House debates

Wednesday, 14 August 2024

Matters of Public Importance

Housing

3:30 pm

Photo of Josh BurnsJosh Burns (Macnamara, Australian Labor Party) Share this | Hansard source

I thank the member for Kooyong for bringing forward this matter of public importance. While we all agree we need to build more homes, the member for Kooyong and I also agree we need to build more finals campaigns for the Carlton Football Club—something that, unfortunately, I don't think is going to be happening this year, Member for Kooyong. It's causing me great distress in this place. Anyway, I thank the member for Kooyong for this matter of public importance.

We do need to build more homes for Australia. In fact, what we need to be is YIMBYs. We need more YIMBYs in this place—'Yes, in my back yard'—not NIMBYs, which is what the Greens are not only in our community but all around the country. There isn't a housing project that they don't like to oppose. Even on the building of social housing in my electorate, the Greens are running up and down the electorate saying, 'Not in our back yard.' There isn't a public housing project that the Greens aren't willing to oppose—certainly not in Port Melbourne.

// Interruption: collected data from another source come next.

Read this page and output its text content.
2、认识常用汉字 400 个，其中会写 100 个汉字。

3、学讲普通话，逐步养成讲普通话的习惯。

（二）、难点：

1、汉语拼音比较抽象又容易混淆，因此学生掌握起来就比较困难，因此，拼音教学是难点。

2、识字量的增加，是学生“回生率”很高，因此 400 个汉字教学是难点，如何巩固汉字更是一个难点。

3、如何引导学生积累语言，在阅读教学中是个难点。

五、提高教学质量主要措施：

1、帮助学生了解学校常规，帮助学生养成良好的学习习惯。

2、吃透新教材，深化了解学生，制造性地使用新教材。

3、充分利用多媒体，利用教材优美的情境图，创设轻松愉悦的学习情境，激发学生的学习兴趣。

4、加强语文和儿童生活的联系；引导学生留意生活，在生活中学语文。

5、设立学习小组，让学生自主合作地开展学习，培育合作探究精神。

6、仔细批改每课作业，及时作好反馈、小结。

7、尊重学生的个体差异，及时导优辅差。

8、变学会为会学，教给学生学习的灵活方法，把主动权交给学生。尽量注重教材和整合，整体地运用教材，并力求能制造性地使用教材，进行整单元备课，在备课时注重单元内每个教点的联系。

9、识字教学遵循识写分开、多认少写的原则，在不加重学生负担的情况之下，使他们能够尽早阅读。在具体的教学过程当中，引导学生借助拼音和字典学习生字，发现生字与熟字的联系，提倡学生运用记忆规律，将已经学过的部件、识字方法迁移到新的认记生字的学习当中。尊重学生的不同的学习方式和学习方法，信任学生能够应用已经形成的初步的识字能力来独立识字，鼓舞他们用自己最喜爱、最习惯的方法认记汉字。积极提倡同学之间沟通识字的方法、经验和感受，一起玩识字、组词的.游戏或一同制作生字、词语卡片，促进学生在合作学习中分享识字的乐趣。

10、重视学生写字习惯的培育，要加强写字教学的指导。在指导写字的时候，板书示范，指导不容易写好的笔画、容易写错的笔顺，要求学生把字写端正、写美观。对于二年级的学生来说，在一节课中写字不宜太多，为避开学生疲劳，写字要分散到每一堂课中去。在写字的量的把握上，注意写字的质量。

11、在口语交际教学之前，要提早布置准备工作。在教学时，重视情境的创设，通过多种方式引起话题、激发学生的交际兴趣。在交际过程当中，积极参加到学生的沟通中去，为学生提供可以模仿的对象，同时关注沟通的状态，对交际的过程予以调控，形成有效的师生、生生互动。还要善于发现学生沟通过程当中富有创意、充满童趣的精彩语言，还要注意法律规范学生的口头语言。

We on the side of the House understand that we actually need to build more homes if we are to have more homes. You can't have more homes if you object to more homes, as the Greens like to do. If you object to a government program that would help Australians who have only up to two per cent for a deposit to get into the housing market, you can't then expect more Australians to get into the housing market, but that is the Greens' approach. They stand in the Senate with their fists raised high, saying, 'We don't want to support the government's Help to Buy scheme,' and then they complain that we don't have enough help to buy. This is the classic example.

But you wouldn't think that the Greens are doing this by themselves. No, it's not just the Greens. They have very good mates over there in the Liberals and Nationals. Those two groups are chummy. They are really tight these days, because they know that, if they work together, they can block as many houses as possible. They can block the Housing Australia Future Fund for ages. They can block the Help to Buy scheme. They can block the build-to-rent scheme. The Greens are as thick as thieves with the Liberal Party and the National Party, and they are willing to work together.

It would be funny if it weren't so tragic. Every single time that the government has tried to get back to the table and use the levers of government to try and ensure that there are more homes for more Australians, the Greens and the Liberal Party have huddled in their little group and said: 'We've got to block this one. We've got to work together to slow them down, because it's in our political interests to slow down the government.' That is their approach. It's all about politics and not about building more homes.

We know that right now Australians are doing it tough to get into the housing market. We know that in relation to the price of housing, when you look at the cost of building homes and the cost of going through the planning processes, a lot of the levers are not the levers of the federal government; they are the levers of local and state governments. Those are the levers that we absolutely need to be working on collaboratively with other levels of government in order to ensure that there is more land and there are more opportunities for more homes to be built for more Australians. But the Greens and the Liberal Party are hell-bent either on taking the federal government out of all construction of homes—as those opposite did, having washed their hands of any responsibility for building homes in the social and affordable housing sector at all—or, like the Greens, on letting every opportunity become a political opportunity. The Greens want to build lots of campaigns but don't want to build many homes.

That's where we are right now. We are waiting for the Greens and the Liberals to stop working together so that we can get those two important reforms through the Senate. At the same time, we have a fantastic new Minister for Housing who is building off the really important work of the previous Minister for Housing, with $30-plus billion worth of investment into housing right across the country. That is all about trying to ensure that the federal government is doing its bit in investing in the construction of new homes right around the country, whether it be thousands and thousands of social housing homes or homes for women and children fleeing domestic violence. We know that too many women and children have that wicked choice between staying in a dangerous place and having nowhere to go, and we need to do more to ensure that that doesn't become a reality for Australians, as we know it is each and every day.

We are also investing in the long-term housing pipeline to ensure that the federal government is doing its bit, but this really has to be a collaborative effort between state government, local government and federal government. It's an investment in budget and also an investment in reform. We need everyone saying yes. We need everyone working together. We don't need the Greens and the Liberal Party slowing things down and saying, 'Not in my backyard.' They're working together, huddled together and fighting against the Labor Party for votes. We should be building more houses, not building political campaigns like the Greens are in this country. So, we say yes to more homes, while the Greens are going to fight it each and every day.